Pale to mid-gold in color. The aromas of this wine seem to reflect the fermentative processes and the élevage rather than primary fruits: something a little slabby, doughy, yeasty, like new upholstery or new car fascia. This sounds disconcerting but is oddly attractive. There is, to be fair, some gingery fruit beneath, too. On the palate, the wine is deep, vivid, appley, rousing, with a sense of force and dimension to it; much more statuesque than some of its German peers but still very true to the variety. The minerality seems different, too, somehow... Might it be limestone? Anyway, a successful dry Riesling with a beautifully aquiline style. It does have more constrained fruit than its peers, but this works well here and suggests a different place of origin. A slightly more pristine aroma profile would have won even higher marks.
Beautiful purity on the nose: mineral and floral, with young fruit such as pear and quince.
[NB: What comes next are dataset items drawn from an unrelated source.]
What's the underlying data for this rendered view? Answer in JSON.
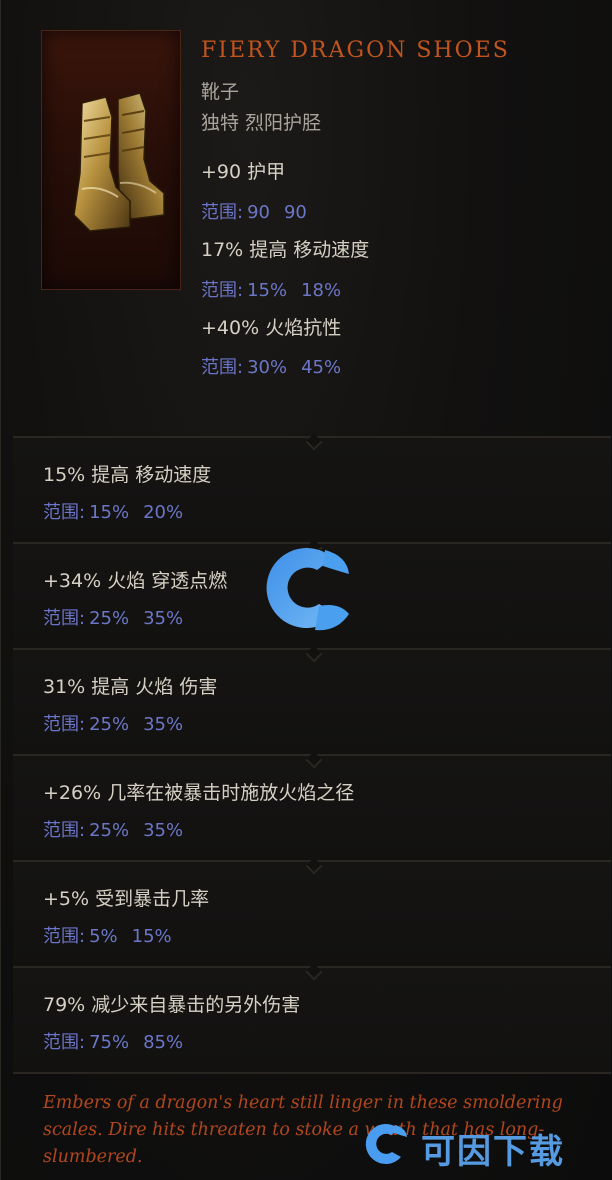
{
  "item": {
    "name": "FIERY DRAGON SHOES",
    "type": "靴子",
    "rarity": "独特 烈阳护胫",
    "icon": "greaves-icon",
    "name_color": "#c0551f"
  },
  "range_label": "范围:",
  "base_stats": [
    {
      "text": "+90 护甲",
      "range_min": "90",
      "range_max": "90"
    },
    {
      "text": "17% 提高 移动速度",
      "range_min": "15%",
      "range_max": "18%"
    },
    {
      "text": "+40% 火焰抗性",
      "range_min": "30%",
      "range_max": "45%"
    }
  ],
  "affixes": [
    {
      "text": "15% 提高 移动速度",
      "range_min": "15%",
      "range_max": "20%"
    },
    {
      "text": "+34% 火焰 穿透点燃",
      "range_min": "25%",
      "range_max": "35%"
    },
    {
      "text": "31% 提高 火焰 伤害",
      "range_min": "25%",
      "range_max": "35%"
    },
    {
      "text": "+26% 几率在被暴击时施放火焰之径",
      "range_min": "25%",
      "range_max": "35%"
    },
    {
      "text": "+5% 受到暴击几率",
      "range_min": "5%",
      "range_max": "15%"
    },
    {
      "text": "79% 减少来自暴击的另外伤害",
      "range_min": "75%",
      "range_max": "85%"
    }
  ],
  "flavor_text": "Embers of a dragon's heart still linger in these smoldering scales. Dire hits threaten to stoke a wrath that has long-slumbered.",
  "watermark": {
    "text": "可因下载",
    "icon": "c-logo-icon",
    "color": "#4a9cf0"
  },
  "colors": {
    "range": "#6b77c6",
    "flavor": "#b1471d",
    "stat": "#d6d0c4"
  }
}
The palate is another really fine example, combining a fairly light structure with great flavor intensity, beautiful freshness, and more emphasis on length than breadth. Still youthful, but with a fine level of complexity.
Bright white-gold color. Bright and very clear nose, subtle and pure, not as ripe as so many wines before it, which were almost citrus-free. This wine is well focused on its mineral soul and on the variety. Super-mineral and thrilling palate, electrifying citrus flavors, round, elegant, and balanced, bone-dry and full-bodied. Very salty finish. Edgy and a little bit harsh at the moment. Very good length—always mineral—should be stored for another five years or so. Rieslings at this level are made not for drinking young but after ten years.